Google is worried that generative artificial intelligence isn’t as accurate or as useful as currently advertised.
There have been major disagreements among internal Google engineers about whether this service is additive at all.
Google product managers, designers, and engineers have used a chat forum to openly debate the AI tool's effectiveness and utility, with some questioning whether the enormous resources going into development are worth it.
The problem with a great deal of the data they are using to build the software is they cannot independently verify whether it is true or not.
The AI systems are trained on massive amounts of text that form the building blocks of chatbots, but this text is just idling on the internet and that doesn’t mean it's accurate.
Last month, Google unveiled its most ambitious update yet: connecting Bard to its most popular services, such as Gmail, Maps, Docs, and YouTube.
However, rolling out these new updates has coincided with a drove of new complaints about the tool generating made-up facts and giving potentially dangerous advice.
Google’s thousands of low-paid contractors training Bard use convoluted instructions that they’re asked to complete in minutes.
In my opinion, Google is attempting to roll out this product as fast as possible without really focusing on the quality.
Inside and outside the company, the internet-search giant has been criticized for providing low-quality information in a race to keep up with the competition, while brushing aside ethical concerns.
For Google, ensuring the success of its Bard AI chatbot is of utmost importance. The company is far and away the leader in search, its financial lifeblood generates about 80% of parent company Alphabet’s revenue.
At Bard’s launch, the company was upfront about its limitations, including the possibility for the AI tool to generate convincing-sounding lies.
Google takes advantage of an army of underpaid and overworked contractors in order to refine Bard’s responses and I believe that is an extremely rash strategy.
Executives also must consider the consequences of the enormous costs needed to maintain large language models.
Google has reacted by downplaying fears, lack of usefulness, and the sheer fact that they might not have any idea what they are doing.
We are in unknown territory now with unproven technology and Bard could end of becoming a giant bust.
When is the point where engineers egging each other on start to question the core project? Remember, these engineers have monetary and personal incentive to continue with this because they are getting paid around half a million dollars per year.
If this project ends in humiliation for Google, they just move on, take the next engineering job, and Google writes down the losses.
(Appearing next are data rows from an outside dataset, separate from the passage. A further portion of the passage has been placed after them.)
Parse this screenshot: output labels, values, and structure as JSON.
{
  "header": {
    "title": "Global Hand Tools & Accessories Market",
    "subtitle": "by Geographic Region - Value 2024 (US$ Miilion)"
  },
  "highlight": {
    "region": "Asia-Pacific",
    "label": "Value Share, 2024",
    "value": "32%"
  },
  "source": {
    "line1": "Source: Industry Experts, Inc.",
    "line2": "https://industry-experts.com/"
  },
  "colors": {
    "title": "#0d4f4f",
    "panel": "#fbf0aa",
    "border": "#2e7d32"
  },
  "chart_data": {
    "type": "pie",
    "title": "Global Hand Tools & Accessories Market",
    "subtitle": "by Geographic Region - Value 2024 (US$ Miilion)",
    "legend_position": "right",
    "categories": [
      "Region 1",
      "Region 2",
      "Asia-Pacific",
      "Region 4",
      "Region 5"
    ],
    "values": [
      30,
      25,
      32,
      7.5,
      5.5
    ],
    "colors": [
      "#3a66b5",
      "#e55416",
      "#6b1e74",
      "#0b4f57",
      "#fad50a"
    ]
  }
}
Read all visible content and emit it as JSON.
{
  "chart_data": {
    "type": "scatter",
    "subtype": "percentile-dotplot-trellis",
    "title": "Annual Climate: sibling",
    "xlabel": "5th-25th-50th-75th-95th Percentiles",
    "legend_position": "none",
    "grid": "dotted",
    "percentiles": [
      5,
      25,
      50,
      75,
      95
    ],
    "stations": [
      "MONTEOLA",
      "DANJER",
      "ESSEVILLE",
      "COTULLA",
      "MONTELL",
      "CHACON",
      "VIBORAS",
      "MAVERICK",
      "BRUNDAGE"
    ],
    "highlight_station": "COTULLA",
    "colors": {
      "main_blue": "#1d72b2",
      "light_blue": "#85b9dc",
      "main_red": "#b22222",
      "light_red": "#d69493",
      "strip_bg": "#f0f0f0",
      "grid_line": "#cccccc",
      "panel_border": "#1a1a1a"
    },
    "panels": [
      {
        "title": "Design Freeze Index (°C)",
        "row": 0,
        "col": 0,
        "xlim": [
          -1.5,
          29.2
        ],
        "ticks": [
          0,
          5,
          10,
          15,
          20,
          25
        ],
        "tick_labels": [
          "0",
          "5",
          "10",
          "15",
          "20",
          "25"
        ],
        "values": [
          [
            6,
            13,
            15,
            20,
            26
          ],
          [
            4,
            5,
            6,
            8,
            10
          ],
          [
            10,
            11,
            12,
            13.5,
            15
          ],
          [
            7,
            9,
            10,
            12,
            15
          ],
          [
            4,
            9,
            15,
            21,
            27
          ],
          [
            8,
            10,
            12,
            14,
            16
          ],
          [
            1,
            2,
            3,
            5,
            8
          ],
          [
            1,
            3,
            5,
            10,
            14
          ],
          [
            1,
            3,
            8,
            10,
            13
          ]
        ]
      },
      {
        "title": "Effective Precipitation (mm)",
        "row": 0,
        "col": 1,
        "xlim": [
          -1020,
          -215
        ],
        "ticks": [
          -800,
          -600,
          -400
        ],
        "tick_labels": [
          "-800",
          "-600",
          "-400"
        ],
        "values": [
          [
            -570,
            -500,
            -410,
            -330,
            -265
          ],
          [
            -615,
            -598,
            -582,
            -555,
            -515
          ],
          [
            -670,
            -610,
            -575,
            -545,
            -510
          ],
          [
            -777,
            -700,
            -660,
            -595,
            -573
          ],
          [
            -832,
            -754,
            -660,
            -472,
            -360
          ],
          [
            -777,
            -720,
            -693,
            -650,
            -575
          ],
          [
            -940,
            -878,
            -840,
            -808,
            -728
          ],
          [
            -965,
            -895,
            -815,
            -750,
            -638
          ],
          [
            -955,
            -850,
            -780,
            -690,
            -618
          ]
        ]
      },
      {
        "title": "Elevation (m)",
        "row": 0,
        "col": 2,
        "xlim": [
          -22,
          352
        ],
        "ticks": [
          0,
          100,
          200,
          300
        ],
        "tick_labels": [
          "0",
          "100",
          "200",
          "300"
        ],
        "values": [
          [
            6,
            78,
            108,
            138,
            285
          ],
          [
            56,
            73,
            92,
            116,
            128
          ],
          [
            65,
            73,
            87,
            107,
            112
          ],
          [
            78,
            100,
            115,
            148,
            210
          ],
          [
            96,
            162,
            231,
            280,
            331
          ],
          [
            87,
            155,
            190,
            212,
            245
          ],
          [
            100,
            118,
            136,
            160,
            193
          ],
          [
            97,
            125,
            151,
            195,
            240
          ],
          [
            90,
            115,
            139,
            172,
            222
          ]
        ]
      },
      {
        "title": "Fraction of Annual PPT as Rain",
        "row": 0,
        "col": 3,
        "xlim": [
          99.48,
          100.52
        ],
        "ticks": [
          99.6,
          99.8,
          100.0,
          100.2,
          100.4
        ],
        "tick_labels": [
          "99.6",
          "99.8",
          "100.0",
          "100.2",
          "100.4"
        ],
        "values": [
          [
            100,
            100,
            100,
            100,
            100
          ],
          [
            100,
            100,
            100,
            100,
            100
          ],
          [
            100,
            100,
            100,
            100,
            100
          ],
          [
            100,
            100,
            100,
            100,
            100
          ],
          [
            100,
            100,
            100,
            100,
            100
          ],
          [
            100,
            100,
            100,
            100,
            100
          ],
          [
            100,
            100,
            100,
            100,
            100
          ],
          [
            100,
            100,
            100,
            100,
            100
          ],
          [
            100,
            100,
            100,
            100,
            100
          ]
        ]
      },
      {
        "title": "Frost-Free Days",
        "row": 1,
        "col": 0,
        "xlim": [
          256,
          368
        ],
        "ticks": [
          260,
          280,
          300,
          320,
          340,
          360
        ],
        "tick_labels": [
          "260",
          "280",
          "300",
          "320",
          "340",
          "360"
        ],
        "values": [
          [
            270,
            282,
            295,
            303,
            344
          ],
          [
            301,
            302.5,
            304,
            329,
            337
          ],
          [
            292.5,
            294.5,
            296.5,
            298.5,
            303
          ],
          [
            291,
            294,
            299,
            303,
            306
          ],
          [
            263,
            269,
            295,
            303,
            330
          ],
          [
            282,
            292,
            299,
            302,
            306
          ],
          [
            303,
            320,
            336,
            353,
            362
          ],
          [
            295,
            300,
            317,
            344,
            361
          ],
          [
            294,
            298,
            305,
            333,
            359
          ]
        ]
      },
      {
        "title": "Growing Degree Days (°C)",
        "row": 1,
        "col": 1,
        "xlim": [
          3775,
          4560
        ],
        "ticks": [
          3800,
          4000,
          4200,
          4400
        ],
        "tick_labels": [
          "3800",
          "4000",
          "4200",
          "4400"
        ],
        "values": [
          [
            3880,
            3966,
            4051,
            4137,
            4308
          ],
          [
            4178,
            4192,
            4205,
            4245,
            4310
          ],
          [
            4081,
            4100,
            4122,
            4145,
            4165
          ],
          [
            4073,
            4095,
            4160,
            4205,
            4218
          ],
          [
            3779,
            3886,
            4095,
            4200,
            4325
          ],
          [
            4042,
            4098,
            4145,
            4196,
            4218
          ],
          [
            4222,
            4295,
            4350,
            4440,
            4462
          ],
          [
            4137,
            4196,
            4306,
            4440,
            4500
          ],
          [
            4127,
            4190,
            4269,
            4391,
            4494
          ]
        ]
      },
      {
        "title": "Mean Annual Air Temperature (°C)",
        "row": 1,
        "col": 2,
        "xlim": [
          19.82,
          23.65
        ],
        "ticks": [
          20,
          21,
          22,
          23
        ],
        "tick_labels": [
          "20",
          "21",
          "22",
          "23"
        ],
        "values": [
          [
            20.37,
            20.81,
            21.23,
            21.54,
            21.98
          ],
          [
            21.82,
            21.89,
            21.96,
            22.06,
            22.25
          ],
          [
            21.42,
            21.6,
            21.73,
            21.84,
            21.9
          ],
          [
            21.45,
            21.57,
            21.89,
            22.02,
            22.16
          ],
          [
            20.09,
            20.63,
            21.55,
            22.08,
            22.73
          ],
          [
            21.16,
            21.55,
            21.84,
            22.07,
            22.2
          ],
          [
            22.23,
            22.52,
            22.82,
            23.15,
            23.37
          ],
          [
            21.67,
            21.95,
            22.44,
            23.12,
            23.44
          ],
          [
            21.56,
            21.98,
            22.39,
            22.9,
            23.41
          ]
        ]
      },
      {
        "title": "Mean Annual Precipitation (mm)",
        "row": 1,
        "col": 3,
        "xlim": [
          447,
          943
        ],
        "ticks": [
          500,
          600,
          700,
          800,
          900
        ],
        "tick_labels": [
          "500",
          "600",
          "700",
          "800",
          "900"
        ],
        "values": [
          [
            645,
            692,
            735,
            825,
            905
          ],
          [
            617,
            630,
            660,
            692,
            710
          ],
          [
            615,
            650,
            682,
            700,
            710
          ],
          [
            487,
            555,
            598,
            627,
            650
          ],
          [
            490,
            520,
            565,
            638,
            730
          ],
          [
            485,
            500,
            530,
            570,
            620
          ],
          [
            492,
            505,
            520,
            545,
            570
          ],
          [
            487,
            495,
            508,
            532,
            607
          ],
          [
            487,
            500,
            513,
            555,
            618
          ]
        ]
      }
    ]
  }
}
The beginning of 2023 was beset with AI euphoria only to move into the latter half of 2023 where investors realize that it would take a while for any of this technology to meaningfully boost revenue.
Questioning the idea in itself is also another downgrade to AI momentum, and investors need to be cautious right now instead of throwing money at whatever sticks.
At some point, management will need to look at this project closer and not make this only about catching up with Microsoft’s ChatGPT.
Next year will go a long way to prove whether this technology is legitimate or not and we stay on a knife edge to see how it plays out. My bet is nothing really hits until later in the year.
Even if it doesn’t go exactly to plan, I do believe there are some revenue-boosting applications from this technology in the long term so it’s not exactly all negative for Google.
It could be that Google realizes that using the best data coupled with the best engineers is a better combination than what they are doing with Bard.